The key aspect of this section is the transfer of power from David to Solomon. True to the rest of Chronicles, this section is less concerned about the political details that are recorded in the books of Samuel and Kings, and more concerned with the priestly, administrative and religious details. With the transfer of political power goes also the responsibility of building a house for God, something foreshadowed and pointed to in the Law of Moses and elsewhere. Keep in mind, however, that in the whole of redemptive history, God dwelling, or “tabernacling” in a mobile fashion with a pilgrim people is more the norm, whether it involved the visits of God to Abraham, or the wandering of the Tabernacle in the desert during the Exodus, or Jesus, the Word made flesh, who “tabernacled” with us (John 1: 14). Jesus spoke of himself as the new and enduring Temple, where we meet with God. One revealing detail, mentioned in a previous entry, is the reason for which David was not permitted to build a house for God: he was a “man of blood (I Ch. 28:30.” It would be up to Solomon, or “Son of Peace,” to build God’s house, just as Jesus, the Son of David and Prince of Peace, is God’s house, and is building God’s house today. David’s words of challenge and encouragement to Solomon (chapters 28 and 29) have inspiring applications to us who labor with God as he builds up his global human house today. We too build up God’s house by building and pursuing peace, and not by war or bloody conquest.

Note too the sources recorded in such passages as I Chronicles 28: 29: of the histories of Samuel, Nathan and Gad, we have only one source remaining: Samuel. It would be fascinating to read the other two, but we can only trust that they were left out of the canon, and therefore lost, for reasons best known to God. Some of the sources were copied whole, or in parts big enough to include such phrases as, “and the Ark is still there at the time of writing,” even though II Chronicles ends with the Babylonian Captivity, when the Ark was no longer there.

The first few chapters of II Chronicles also leave out most of the political details recorded in Kings, and focuses on priestly and spiritual details, especially God’s offer and gift of wisdom to Solomon. But the story of Solomon’s moral and spiritual decline is barely alluded to. Of more importance and application to the Chronicler’s intent are the powerful spiritual events that accompanied the dedication of the Temple. In a parallel to the Creation account of Genesis 1-2, in which Creation is prepared over a seven day period, the culmination of which is God resting, or dwelling in it, so the Temple is dedicated over a seven day period, with God’s glory filling and abiding in it. Solomon’s prayer, recorded in chapter 6, gives us some indication of the kinds of prayers and ministries that would occur in the Temple. For example, in II Chronicles 6:22-23, Solomon prays that those accused of crimes would find justice for either their innocence or their guilt, in ways we are not privy to so many centuries later. Yet a litany for the vindication of one unjustly accused, and proclaiming his innocence, seems to be recorded in Psalm 17, the culmination of which was to come at sunrise (Ps. 17: 15). Was that psalm used in the Temple for the purpose that Solomon had in mind?

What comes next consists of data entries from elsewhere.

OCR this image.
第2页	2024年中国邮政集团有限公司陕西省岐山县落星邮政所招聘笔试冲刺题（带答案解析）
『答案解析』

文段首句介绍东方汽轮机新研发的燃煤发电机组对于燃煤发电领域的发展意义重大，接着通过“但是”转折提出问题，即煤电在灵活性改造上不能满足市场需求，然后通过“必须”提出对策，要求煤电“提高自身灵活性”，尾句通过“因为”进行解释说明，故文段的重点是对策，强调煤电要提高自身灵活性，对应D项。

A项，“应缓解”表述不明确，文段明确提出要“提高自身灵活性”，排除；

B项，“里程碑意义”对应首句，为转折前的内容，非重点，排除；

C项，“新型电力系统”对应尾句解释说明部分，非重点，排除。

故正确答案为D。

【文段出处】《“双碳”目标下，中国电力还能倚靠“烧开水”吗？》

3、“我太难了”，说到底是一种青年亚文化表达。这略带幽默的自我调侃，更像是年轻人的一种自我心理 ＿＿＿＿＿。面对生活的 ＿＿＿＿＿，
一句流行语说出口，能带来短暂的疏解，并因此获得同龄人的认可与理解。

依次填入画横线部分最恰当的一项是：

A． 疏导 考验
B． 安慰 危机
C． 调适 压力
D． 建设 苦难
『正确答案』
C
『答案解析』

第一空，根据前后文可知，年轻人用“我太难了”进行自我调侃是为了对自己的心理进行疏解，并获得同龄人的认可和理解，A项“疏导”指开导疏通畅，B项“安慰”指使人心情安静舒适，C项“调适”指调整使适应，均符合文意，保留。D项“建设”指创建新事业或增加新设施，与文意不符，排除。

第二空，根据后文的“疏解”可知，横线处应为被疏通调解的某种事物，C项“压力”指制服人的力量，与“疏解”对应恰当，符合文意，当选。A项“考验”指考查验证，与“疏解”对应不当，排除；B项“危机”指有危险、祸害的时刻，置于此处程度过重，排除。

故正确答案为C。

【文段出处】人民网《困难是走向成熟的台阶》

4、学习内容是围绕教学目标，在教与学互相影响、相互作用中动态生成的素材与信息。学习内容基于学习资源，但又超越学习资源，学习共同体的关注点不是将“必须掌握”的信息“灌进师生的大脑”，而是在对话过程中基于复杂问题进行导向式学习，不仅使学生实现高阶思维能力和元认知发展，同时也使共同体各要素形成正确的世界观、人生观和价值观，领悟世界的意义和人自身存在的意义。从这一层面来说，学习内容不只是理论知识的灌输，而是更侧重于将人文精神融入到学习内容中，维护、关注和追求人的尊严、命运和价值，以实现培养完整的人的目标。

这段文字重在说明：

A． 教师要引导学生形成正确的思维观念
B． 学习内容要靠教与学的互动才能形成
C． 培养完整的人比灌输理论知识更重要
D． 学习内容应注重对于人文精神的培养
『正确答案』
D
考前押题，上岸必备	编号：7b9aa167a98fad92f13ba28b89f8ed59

PSALM 34 is an acrostic Psalm, that is, each line begins with a letter of the Hebrew alphabet in order of the Hebrew alphabet. It is a Wisdom Psalm, in that it celebrates the peace-making order and righteousness of God in the universe, and its eventual justification and triumph, even though “many are the afflictions of the righteous (v. 19).” Yet the Lord delivers him from them all. In this Psalm was seen a prophecy about Jesus, a type or a foreshadowing, by the Gospel writer John: “Not a bone of his will be broken” ( verse 20 and John 19:36). Jesus’ story of affliction, death and resurrection are the ultimate expression of the message of this psalm. So will be our resurrection. Key to confidence, wisdom and peace-making is “the fear of the Lord,” which is not a matter of fearing the punishment of God, which St. Augustine called “a servile fear,” but “a holy fear,” a fear of what we might do to our relationship with God out of callousness, carelessness and pride, same as with any other relationship that is sacred to us. Rabbi Abraham Joshua Heschel eloquently expressed “the fear of God” as radical awe and wonder before the majesty and mysteries of God, Creation, life, truth and love that humble us and drive us to worship, and that make us value life, love, justice and mercy.